Um contrato para rever, não para esquecer:
É comum tratar do seguro no momento da compra da casa e nunca mais voltar ao assunto. Durante anos, o prémio é pago por débito direto e o contrato quase desaparece do radar.
Só que a vida financeira muda.
Os rendimentos sobem ou descem, surgem filhos, fazem-se amortizações, transfere-se o crédito para outro banco, muda-se de profissão ou altera-se a estrutura do agregado. Uma proteção contratada há quinze anos pode continuar adequada, mas também pode já não refletir a realidade da família.
Rever não significa mudar de seguro todos os anos. Significa saber o que está contratado e confirmar, de tempos a tempos, se continua a fazer sentido.
Também é útil saber onde estão guardados os documentos e explicar aos outros membros da família que proteção existe. Num momento difícil, ninguém deveria ter de começar por descobrir se havia um seguro, qual era a seguradora ou onde encontrar a apólice.

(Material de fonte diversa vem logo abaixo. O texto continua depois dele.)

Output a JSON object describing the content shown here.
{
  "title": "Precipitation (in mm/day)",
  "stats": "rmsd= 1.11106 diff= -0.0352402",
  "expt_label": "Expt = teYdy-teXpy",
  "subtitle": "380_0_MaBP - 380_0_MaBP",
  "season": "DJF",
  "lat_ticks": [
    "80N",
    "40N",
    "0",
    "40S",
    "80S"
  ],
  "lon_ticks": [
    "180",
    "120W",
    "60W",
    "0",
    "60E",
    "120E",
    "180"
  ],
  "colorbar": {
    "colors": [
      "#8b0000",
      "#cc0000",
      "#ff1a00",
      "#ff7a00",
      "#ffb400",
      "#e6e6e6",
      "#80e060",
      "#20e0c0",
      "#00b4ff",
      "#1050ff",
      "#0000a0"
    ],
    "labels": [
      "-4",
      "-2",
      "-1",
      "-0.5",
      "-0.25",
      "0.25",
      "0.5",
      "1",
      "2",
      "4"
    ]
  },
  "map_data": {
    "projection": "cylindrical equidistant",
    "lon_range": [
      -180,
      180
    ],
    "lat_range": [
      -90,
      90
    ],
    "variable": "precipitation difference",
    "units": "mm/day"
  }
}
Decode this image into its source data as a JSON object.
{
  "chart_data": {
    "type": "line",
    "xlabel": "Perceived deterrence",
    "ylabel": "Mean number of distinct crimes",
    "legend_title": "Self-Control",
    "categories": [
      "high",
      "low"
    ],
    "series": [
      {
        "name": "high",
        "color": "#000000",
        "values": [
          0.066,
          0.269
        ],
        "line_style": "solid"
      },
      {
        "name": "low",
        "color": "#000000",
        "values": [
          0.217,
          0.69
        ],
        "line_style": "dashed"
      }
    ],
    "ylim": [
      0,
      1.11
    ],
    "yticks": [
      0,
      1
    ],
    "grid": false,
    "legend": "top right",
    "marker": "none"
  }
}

A prestação mensal é a parte mais visível do crédito à habitação. A rede de segurança que existe por detrás dela passa facilmente despercebida porque foi criada para uma situação que ninguém espera enfrentar. Ainda assim, compreender essa proteção enquanto tudo corre normalmente é muito mais simples do que tentar decifrá-la quando já é necessário utilizá-la.